The age factor: never too old to learn a new language!
So, if you’re a frequent reader of this blog, you know of my interest in German. I have been fascinated by the idea of learning it for years when I was a teenager, then at University I felt the urgency of picking it as second language, in a very “who says I can’t learn that” kind of way.
German is tough if you don’t pay attention to it a hundred per cent. Age, however, plays a big part in the learning process. It is said that after a certain age the efforts are tougher and tougher. New vocabulary never sticks to your mind, then come other problems, a thousand things to do, and learning a language as a hobby is just too demotivating for some.
I have been teaching English at a private school, where most students were over 40, 50, 60. I can tell the main problem was that of confidence, a part from the limits one has because of the age.
I think I’m still quite flexible in learning a new language, but I know that as time goes by, I’m going to eventually find the same problem. So, here are my own self-imposed kind of generic tips to learning a foreign language in your adult years. Some basic rules which, I think, could be useful to others too:
- Let the new foreign language into your life gradually. You don’t want to impose something on yourself to which you are not completely ready and you acknowledge that. Grow the need of learning more about it, by surrounding yourself with it. How? Websites, short sentences (quotes might be useful), reading should probably be your first and major approach, listening must be introduced gradually.

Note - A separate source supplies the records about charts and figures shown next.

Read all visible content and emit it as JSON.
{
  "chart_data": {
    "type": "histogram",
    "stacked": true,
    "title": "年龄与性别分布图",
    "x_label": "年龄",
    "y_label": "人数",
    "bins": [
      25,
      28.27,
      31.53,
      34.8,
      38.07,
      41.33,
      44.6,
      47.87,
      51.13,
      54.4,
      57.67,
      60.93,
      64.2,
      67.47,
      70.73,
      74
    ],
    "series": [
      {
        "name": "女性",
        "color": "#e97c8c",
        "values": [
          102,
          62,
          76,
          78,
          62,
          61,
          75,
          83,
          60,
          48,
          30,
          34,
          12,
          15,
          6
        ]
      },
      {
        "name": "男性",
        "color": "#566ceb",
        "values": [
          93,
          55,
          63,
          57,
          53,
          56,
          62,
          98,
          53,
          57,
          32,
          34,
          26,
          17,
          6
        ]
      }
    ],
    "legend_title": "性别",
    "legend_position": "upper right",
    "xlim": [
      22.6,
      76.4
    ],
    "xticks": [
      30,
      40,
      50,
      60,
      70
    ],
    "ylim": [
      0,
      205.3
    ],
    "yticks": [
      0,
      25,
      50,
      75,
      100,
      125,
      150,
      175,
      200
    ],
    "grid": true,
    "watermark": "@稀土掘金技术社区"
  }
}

- Get a high-school book which takes you into the culture of the foreign place whose language you’re studying. Accompany that with a grammar book, but once again let the language in gradually. Do not watch movies or tv-series in that language until you’re familiar with the main structures of sentences, grammar, etc… Same with books. You would spend most time checking words in the dictionary and would only obtain a counter-effect.
- When you’re ready, do watch films, listen to the radio, or read books. But use it yourself too! Write to someone in that language, find a penpal or an exchange partner who will help you in exchange of the same help in learning your native language. Experiment! Write short sentences, attempt at communication. Language is not only a passive means: you understand what others say, but you can say something too!
- Don’t be afraid of mistakes. I know every mistake could make you think “Oops, I knew it. I’m not made for this. I’m too old“. It is not true. You’d be amazed to see how many young people are just as much, if not more, demotivated by making mistakes. All you need is confidence. And I can tell you, every bit helps.
- Motivate yourself. As confidence is usually the powerforce of learning a new language, use that foreign language to increase your knowledge. Do I like soccer? Well, let’s read newspapers in German and see what German soccer teams are up to! Or, do I like books? I sure want to know what’s new in Literature in Germany. Perhaps some future worldwide bestseller which hasn’t been translated into English just yet! See?
Yes, it is true that when you’re older you are less flexible, therefore you are less open to change in communication. But that should not be an excuse, because it’s one thing to have a clear mind on what one’s limit are and try and act in order to jump the hurdle, and it’s another to just claim to have a hurdle and sit down without even trying to jump. Believe in yourself!